Aynı Kanun'un Geçici 14'üncü maddesinde "15/03/2012 tarihinden önce 375 sayılı Kanun Hükmünde Kararnamenin ek 15 inci maddesi kapsamındaki idareler ile ilgili sendikalar arasında toplu iş sözleşmesi, toplu sözleşme, sosyal denge sözleşmesi ve benzer adlar altında imzalanan sözleşmelerin uygulanmasına, söz konusu sözleşmelerde öngörülen sürelerin sonuna kadar devam edilebilir Anılan sözleşmelerin uygulanmasına devam edildiği dönem için 32 nci madde hükümleri çerçevesinde ayrıca sözleşme yapılamaz.

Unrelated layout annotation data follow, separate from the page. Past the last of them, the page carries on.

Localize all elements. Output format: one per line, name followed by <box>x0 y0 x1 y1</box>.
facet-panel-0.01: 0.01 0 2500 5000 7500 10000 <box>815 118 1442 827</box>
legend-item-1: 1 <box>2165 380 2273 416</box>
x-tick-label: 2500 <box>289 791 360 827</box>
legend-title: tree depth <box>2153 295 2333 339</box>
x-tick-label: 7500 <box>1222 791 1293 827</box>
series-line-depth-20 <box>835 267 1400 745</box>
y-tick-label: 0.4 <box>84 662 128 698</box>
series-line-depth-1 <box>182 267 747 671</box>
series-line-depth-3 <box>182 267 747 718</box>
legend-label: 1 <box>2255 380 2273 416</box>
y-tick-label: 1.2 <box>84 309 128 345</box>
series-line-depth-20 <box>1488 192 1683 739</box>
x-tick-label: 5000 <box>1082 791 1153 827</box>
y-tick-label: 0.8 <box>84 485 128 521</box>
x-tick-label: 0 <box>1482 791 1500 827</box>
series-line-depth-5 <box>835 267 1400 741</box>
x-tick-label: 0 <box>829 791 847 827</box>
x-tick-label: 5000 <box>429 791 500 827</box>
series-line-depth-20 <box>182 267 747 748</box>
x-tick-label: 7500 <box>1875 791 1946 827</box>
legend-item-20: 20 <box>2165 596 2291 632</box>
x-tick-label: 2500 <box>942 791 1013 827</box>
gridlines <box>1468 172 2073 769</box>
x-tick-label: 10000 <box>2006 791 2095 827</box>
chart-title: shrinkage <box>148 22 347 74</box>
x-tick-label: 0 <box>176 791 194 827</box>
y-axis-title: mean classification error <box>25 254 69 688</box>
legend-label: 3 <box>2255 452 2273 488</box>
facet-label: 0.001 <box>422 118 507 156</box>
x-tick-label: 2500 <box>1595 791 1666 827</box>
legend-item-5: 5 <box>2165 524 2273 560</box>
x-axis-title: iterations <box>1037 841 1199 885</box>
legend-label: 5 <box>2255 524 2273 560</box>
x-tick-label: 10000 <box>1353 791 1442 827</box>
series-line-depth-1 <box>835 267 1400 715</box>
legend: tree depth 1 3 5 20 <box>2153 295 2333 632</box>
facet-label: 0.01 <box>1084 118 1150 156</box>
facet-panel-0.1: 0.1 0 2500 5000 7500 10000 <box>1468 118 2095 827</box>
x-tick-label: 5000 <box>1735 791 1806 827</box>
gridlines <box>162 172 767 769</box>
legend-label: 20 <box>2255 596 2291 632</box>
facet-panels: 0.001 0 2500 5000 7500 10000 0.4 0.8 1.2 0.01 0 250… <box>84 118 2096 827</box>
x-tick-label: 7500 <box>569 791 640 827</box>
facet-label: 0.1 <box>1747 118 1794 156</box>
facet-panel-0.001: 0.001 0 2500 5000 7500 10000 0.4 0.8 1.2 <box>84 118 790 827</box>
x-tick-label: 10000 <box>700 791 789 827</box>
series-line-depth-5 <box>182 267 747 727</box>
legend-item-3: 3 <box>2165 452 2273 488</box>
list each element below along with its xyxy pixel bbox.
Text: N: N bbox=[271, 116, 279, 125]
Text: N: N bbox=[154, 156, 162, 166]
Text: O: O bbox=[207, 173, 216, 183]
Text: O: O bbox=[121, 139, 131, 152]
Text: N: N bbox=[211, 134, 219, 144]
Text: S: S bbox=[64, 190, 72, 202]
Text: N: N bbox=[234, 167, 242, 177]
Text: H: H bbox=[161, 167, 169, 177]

Söz konusu sözleşmeleri 31/12/2015 tarihinden önce sona eren veya mevcut sözleşmeleri bu maddenin yürürlüğe girdiği tarihten sonra karşılıklı olarak feshedilen kapsama dahil idareler, sözleşmelerinin sona eriş veya fesih tarihini izleyen bir ay içinde sözleşmelerin sona erdiği veya feshedildiği tarih ile bu Kanunda öngörülen toplu sözleşme dönemi sonuna kadarki dönemle sınırlı olmak üzere üçüncü fıkra hükümleri dikkate alınmaksızın 32 nci madde hükümleri çerçevesinde sözleşme yapabilir. Ancak 32 nci madde uyarınca toplu sözleşmede belirlenen tavan tutarın, unvanlar itibarıyla ilgili personele söz konusu sözleşmeler uyarınca yapılmakta olan ortalama aylık ödemenin altında kalması halinde; üçüncü fıkra hükümleri dikkate alınmaksızın 32 nci madde hükümleri esas alınarak 31/12/2015 tarihine kadar uygulanabilecek sözleşmelerde bu maddenin yürürlüğe girdiği tarihte uygulanan sözleşme uyarınca unvanlar itibarıyla ilgili personele ödenen ortalama aylık tutar tavan olarak esas alınabilir. Bu şekilde yapılacak ödemeler kazanılmış hak sayılmaz" hükümlerine yer verilmiştir.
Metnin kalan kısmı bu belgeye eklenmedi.